There are many nail buffers on the market. Single step buffers, two step, three, four... even seven step buffers! I've used many of them, and I think the one step buffers are plenty sufficient. Buffing helps smooth the nail surface and also helps remove light surface stains such as those left behind from certain shades of nail polish. The two step buffers are my personal favorite. Similar to emery boards, they have a side to 'buff' the nail and a side to 'shine' the nail. Whatever kind of buffer you like to use, like filing, never use a back and forth motion. Start at the edge and move toward the center with single strokes of the buffer across your nail. Don't over do it when buffing your nails - three or four strokes should be plenty to do the job. Buffing your nails too much or too often can lead to thin, weak nails. Twice a month is generally enough.

You can also get a buffing cream to apply to your nails when buffing. Follow the instructions on the buffing cream of your choice; most are applied prior to buffing and help shine the nail while you buff. Alternately you can buff your nails first, then apply the cream and gently massage it onto the nails with a soft, clean cloth to add shine to your nails after buffing.


Steps For A Basic Manicure

This manicure will result in shiny natural nails.

1. Remove any existing nail polish with nail polish remover.

2. Soak nails in warm water for 3-5 minutes to soften cuticles. If you want to add whitening benefits, add some lemon juice to the water or a denture cleaning tablet, as described above.

3. Push back the cuticles gently with a cuticle pusher. If needed, apply cuticle softener/remover for stubborn cuticles. Wash hands with warm soapy water and scrub gently with a nail brush to remove residue from the cuticle remover if it was used.

4. Use nail clippers to clip your nails to the desired length, if clipping is necessary.

5. When nails are completely dry, file the nails to the desired shape and to smooth the edges.

6. Buff your nails if necessary, and use a buffing cream to add shine to your nails.

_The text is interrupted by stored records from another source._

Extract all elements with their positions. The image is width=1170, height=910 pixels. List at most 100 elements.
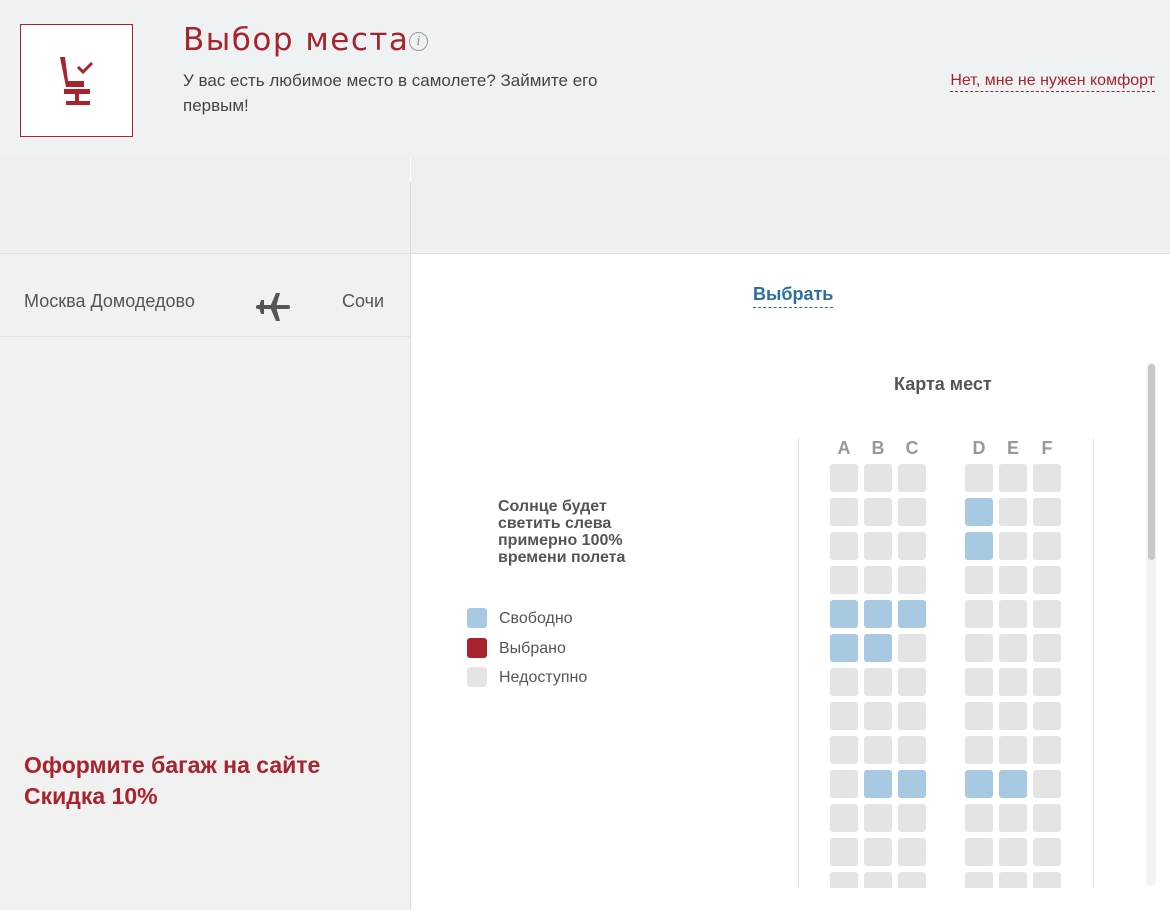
seat-3c — [898, 532, 926, 560]
seat-13f — [1033, 872, 1061, 888]
seat-8e — [999, 702, 1027, 730]
seat-2f — [1033, 498, 1061, 526]
legend-item-selected: Выбрано — [467, 638, 667, 660]
seat-7e — [999, 668, 1027, 696]
seat-4f — [1033, 566, 1061, 594]
seat-4e — [999, 566, 1027, 594]
seat-11c — [898, 804, 926, 832]
flight-route-row[interactable]: Москва Домодедово Сочи — [0, 255, 410, 337]
seat-4d — [965, 566, 993, 594]
plane-icon — [256, 293, 290, 321]
seat-1b — [864, 464, 892, 492]
seat-12e — [999, 838, 1027, 866]
seat-3a — [830, 532, 858, 560]
decline-comfort-link[interactable]: Нет, мне не нужен комфорт — [950, 72, 1155, 92]
seat-10c[interactable] — [898, 770, 926, 798]
seat-9a — [830, 736, 858, 764]
seat-1d — [965, 464, 993, 492]
seat-12d — [965, 838, 993, 866]
seat-3b — [864, 532, 892, 560]
seat-8f — [1033, 702, 1061, 730]
seat-10e[interactable] — [999, 770, 1027, 798]
seat-6b[interactable] — [864, 634, 892, 662]
seat-column-c: C — [905, 438, 919, 458]
seat-13c — [898, 872, 926, 888]
seat-1a — [830, 464, 858, 492]
seat-5b[interactable] — [864, 600, 892, 628]
seat-7a — [830, 668, 858, 696]
seat-6a[interactable] — [830, 634, 858, 662]
right-top-blank — [411, 158, 1170, 254]
seat-5f — [1033, 600, 1061, 628]
seat-8a — [830, 702, 858, 730]
seat-6e — [999, 634, 1027, 662]
seat-11d — [965, 804, 993, 832]
header-subtitle: У вас есть любимое место в самолете? Зай… — [183, 71, 598, 115]
seat-5c[interactable] — [898, 600, 926, 628]
page-header: Выбор места i У вас есть любимое место в… — [0, 0, 1170, 158]
seat-13d — [965, 872, 993, 888]
seat-4c — [898, 566, 926, 594]
seat-3e — [999, 532, 1027, 560]
seat-2a — [830, 498, 858, 526]
seat-column-d: D — [972, 438, 986, 458]
left-panel: Москва Домодедово Сочи Оформите багаж на… — [0, 158, 410, 910]
seat-7d — [965, 668, 993, 696]
seatmap-scrollbar-thumb[interactable] — [1148, 364, 1155, 560]
info-icon[interactable]: i — [409, 32, 428, 51]
seat-4b — [864, 566, 892, 594]
seat-column-e: E — [1006, 438, 1019, 458]
seat-2e — [999, 498, 1027, 526]
legend-swatch-unavailable — [467, 667, 487, 687]
seat-map: ABC DE F — [798, 438, 1094, 888]
seat-5a[interactable] — [830, 600, 858, 628]
seat-7c — [898, 668, 926, 696]
seat-column-b: B — [871, 438, 885, 458]
seat-3f — [1033, 532, 1061, 560]
seat-10a — [830, 770, 858, 798]
seat-11f — [1033, 804, 1061, 832]
header-icon-box — [20, 24, 133, 137]
seat-12f — [1033, 838, 1061, 866]
seat-column-a: A — [837, 438, 851, 458]
route-origin: Москва Домодедово — [24, 291, 195, 311]
seat-12a — [830, 838, 858, 866]
baggage-promo[interactable]: Оформите багаж на сайте Скидка 10% — [24, 750, 320, 812]
seat-2d[interactable] — [965, 498, 993, 526]
page-title: Выбор места — [183, 22, 410, 58]
seat-9d — [965, 736, 993, 764]
legend-label-unavailable: Недоступно — [499, 669, 588, 686]
seat-2c — [898, 498, 926, 526]
seat-1e — [999, 464, 1027, 492]
seat-1c — [898, 464, 926, 492]
seat-8d — [965, 702, 993, 730]
legend-item-free: Свободно — [467, 608, 667, 630]
seat-5d — [965, 600, 993, 628]
seat-8b — [864, 702, 892, 730]
promo-line-2: Скидка 10% — [24, 783, 158, 809]
select-seat-link[interactable]: Выбрать — [753, 284, 834, 308]
seat-2b — [864, 498, 892, 526]
seat-9e — [999, 736, 1027, 764]
seat-9c — [898, 736, 926, 764]
seat-10f — [1033, 770, 1061, 798]
seat-11e — [999, 804, 1027, 832]
seat-12b — [864, 838, 892, 866]
seat-12c — [898, 838, 926, 866]
sun-side-note: Солнце будет светить слева примерно 100%… — [498, 498, 626, 566]
legend-swatch-selected — [467, 638, 487, 658]
column-divider — [410, 182, 411, 910]
seat-9f — [1033, 736, 1061, 764]
seat-13a — [830, 872, 858, 888]
seat-13b — [864, 872, 892, 888]
seat-3d[interactable] — [965, 532, 993, 560]
seat-map-title: Карта мест — [894, 374, 992, 394]
seat-10b[interactable] — [864, 770, 892, 798]
seat-7f — [1033, 668, 1061, 696]
seat-5e — [999, 600, 1027, 628]
seat-7b — [864, 668, 892, 696]
legend-item-unavailable: Недоступно — [467, 667, 667, 689]
seat-13e — [999, 872, 1027, 888]
seat-11a — [830, 804, 858, 832]
seat-10d[interactable] — [965, 770, 993, 798]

7. Wash your hands again to remove excess buffing cream (if directed, some buffing creams do not need to be washed off but others do) and finish your manicure by massaging cuticle cream or balm on your cuticles, or apply your favorite lotion to your hands, focusing on the cuticles.


Final tip: Wear rubber gloves when washing dishes and when cleaning where your hands will be in contact with cleaning products. This will help keep your nails and cuticles from drying out from exposure to cleaning chemicals/water, and also helps protect nail polish from peeling and chipping.